My mother was berating drug addicts so I had to find out what drugs were. She explained, as best she could, all about hallucinations and I was terrified. To not only see something imagined, usually dragons my mother said, but to believe it to be real was almost beyond comprehension. And to think that people chose to put themselves through this terror!

Around the same time I listened to a radio play in the living room. I turned on the radio to find, surprise, surprise, Radio 4 and a story seemed to have just started so I sat on the carpet with my legs crossed and paid attention. It was about a man and a woman who were taken from their homes and tricked into being killed with poisonous gas when they thought that they were having a shower. The man seemed to know what was happening but reassured his true love that everything would be just fine forever. It was very sad and made me cry. My parents later told me that it was based on a true story and that this death had befallen a vast number of people. I felt dismayed. In fact, ever since, I have never felt so dismayed.

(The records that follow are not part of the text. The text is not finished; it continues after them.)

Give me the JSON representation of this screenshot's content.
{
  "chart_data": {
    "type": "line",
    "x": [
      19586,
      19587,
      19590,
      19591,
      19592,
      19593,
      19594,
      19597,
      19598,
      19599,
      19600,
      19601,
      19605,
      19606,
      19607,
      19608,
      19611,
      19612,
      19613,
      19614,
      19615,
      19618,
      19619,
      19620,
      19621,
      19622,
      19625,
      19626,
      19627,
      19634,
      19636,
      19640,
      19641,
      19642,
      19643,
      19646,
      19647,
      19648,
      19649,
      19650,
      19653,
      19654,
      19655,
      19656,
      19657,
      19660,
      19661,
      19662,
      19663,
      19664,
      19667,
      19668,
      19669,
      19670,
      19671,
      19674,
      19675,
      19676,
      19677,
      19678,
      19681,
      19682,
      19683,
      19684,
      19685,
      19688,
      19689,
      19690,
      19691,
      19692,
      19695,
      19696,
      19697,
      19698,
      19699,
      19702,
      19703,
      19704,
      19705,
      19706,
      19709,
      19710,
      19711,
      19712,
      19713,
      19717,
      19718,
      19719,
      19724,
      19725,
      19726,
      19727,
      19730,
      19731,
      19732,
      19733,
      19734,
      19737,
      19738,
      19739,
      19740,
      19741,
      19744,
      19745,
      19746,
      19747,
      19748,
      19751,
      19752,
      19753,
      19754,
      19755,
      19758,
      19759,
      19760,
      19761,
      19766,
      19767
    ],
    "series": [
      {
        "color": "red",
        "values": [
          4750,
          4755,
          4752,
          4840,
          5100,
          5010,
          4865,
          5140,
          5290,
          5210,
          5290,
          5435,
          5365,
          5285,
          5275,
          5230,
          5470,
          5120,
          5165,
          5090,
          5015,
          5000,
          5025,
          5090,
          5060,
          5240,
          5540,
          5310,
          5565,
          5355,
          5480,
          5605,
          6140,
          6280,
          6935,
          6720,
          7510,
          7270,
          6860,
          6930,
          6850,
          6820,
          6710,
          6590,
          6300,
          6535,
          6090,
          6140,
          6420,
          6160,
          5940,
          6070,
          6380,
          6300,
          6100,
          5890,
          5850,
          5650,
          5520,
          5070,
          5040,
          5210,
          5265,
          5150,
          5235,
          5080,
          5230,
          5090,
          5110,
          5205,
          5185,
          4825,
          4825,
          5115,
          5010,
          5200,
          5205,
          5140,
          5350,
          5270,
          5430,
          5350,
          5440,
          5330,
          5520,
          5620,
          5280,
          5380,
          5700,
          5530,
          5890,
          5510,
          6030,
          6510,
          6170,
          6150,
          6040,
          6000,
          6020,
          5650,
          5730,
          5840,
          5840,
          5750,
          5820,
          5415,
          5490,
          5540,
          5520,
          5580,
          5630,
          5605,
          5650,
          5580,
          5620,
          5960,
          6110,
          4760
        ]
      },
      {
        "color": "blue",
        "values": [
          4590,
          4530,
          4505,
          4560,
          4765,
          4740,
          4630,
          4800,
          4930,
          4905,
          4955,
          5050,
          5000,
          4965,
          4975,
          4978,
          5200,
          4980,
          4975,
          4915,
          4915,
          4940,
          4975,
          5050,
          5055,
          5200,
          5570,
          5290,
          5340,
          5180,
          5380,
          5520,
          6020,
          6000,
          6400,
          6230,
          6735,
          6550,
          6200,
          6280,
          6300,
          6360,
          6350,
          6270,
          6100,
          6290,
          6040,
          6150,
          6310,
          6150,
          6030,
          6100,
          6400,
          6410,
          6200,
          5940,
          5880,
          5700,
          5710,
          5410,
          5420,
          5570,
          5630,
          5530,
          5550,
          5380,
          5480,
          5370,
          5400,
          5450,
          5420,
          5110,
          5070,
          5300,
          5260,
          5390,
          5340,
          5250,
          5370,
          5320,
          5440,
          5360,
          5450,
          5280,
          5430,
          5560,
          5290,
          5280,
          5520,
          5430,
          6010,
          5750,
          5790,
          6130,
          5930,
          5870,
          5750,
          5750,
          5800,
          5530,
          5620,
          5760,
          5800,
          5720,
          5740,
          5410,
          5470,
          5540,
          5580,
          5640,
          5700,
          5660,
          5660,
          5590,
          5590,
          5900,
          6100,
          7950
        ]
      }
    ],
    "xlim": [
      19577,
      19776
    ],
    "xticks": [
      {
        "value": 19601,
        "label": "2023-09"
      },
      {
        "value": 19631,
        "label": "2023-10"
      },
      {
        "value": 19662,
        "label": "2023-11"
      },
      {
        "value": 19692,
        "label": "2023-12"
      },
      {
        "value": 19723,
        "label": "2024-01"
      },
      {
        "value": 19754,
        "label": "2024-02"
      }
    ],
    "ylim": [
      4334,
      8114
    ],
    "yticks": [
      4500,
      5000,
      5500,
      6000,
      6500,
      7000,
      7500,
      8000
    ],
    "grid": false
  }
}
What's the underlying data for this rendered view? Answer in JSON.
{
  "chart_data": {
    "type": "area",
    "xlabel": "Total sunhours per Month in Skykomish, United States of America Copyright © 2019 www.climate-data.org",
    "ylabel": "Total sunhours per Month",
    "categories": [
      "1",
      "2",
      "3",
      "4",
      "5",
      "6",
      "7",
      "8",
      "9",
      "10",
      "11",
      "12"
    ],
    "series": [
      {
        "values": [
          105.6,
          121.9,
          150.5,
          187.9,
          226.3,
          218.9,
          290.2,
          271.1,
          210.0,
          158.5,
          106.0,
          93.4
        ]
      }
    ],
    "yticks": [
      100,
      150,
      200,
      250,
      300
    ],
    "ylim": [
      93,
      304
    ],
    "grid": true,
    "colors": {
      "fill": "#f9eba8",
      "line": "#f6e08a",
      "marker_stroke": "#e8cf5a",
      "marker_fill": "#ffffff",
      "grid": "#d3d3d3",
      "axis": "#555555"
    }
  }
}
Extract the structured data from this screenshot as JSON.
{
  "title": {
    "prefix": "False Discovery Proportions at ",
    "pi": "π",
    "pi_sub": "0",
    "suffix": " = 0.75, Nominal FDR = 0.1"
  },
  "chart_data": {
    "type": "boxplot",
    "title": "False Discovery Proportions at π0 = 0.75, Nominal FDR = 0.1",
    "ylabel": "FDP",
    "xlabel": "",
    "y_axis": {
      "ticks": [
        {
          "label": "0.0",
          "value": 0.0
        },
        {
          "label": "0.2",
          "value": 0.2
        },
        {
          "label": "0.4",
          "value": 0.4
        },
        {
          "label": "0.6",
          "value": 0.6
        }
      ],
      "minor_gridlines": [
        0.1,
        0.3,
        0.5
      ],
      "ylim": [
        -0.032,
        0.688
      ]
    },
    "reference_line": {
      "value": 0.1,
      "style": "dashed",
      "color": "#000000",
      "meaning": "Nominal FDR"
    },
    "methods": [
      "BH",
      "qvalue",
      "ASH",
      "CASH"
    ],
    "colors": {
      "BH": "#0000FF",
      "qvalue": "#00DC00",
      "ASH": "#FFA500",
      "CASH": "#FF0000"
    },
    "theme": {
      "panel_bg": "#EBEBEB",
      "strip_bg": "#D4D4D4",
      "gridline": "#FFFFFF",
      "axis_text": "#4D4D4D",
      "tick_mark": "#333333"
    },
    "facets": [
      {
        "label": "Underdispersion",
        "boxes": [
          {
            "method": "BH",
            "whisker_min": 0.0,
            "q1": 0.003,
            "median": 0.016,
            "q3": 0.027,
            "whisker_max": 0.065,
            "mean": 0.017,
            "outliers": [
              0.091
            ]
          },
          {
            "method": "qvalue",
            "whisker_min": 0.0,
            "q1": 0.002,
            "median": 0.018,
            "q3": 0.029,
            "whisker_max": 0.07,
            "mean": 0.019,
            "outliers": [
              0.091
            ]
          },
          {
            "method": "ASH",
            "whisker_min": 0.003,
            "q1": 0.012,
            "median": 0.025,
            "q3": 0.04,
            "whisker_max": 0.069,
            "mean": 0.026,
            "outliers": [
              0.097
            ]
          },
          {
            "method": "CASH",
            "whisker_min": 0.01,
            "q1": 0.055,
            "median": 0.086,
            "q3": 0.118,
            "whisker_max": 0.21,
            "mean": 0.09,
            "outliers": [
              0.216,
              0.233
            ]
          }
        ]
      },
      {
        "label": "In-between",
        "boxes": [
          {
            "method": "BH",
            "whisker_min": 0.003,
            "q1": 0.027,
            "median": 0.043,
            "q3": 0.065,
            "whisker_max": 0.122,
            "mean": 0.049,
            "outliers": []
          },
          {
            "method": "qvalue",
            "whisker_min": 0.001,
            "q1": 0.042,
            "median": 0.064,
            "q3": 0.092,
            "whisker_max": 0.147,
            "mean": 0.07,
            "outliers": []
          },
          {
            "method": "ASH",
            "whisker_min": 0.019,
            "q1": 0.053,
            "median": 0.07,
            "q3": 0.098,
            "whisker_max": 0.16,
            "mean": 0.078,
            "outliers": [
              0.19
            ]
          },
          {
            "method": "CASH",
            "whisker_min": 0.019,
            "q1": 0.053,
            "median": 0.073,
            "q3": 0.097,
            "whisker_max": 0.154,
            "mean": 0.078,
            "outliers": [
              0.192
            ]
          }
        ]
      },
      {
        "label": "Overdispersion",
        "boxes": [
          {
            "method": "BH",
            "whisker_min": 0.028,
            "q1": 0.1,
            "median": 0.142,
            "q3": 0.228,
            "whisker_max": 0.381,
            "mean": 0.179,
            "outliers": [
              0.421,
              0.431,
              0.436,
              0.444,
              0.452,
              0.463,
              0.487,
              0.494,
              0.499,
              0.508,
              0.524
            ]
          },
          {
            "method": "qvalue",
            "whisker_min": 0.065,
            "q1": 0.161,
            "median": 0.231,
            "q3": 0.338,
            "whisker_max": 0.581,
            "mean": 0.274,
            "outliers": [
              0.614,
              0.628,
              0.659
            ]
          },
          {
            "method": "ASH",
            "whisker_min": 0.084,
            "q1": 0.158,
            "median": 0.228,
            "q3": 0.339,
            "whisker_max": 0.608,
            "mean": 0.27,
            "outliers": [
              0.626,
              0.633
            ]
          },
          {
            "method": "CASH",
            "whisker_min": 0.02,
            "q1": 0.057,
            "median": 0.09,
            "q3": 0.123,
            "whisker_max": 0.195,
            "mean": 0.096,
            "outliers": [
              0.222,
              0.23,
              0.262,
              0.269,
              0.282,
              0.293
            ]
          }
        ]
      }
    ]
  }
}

When I was ten I read a book about slaughter. I had also just been on a family holiday which my brother did not participate in leaving me to listen to his 'Meat Is Murder' cassette on my Walkman in the back seat of the car all the way to The Black Forest. Until then I believed that farm animals led pleasant lives and painless deaths. I announced my intention to become a vegetarian but I only lasted a couple of days. My mother complained, laughing at me, and my father beat me down with his more mature, if flawed, logic and it was not until I was nineteen that I became a vegetarian for real.

When I was twelve I learned late one night, on the little portable black and white TV set in my bedroom, that grown men trick young children into having sex with them and I was confused. I felt very sorry for the children too. The show went on to discuss whether or not these men could help themselves.

I think that those are all the things which shocked me when I was little and I haven't found anything shocking since.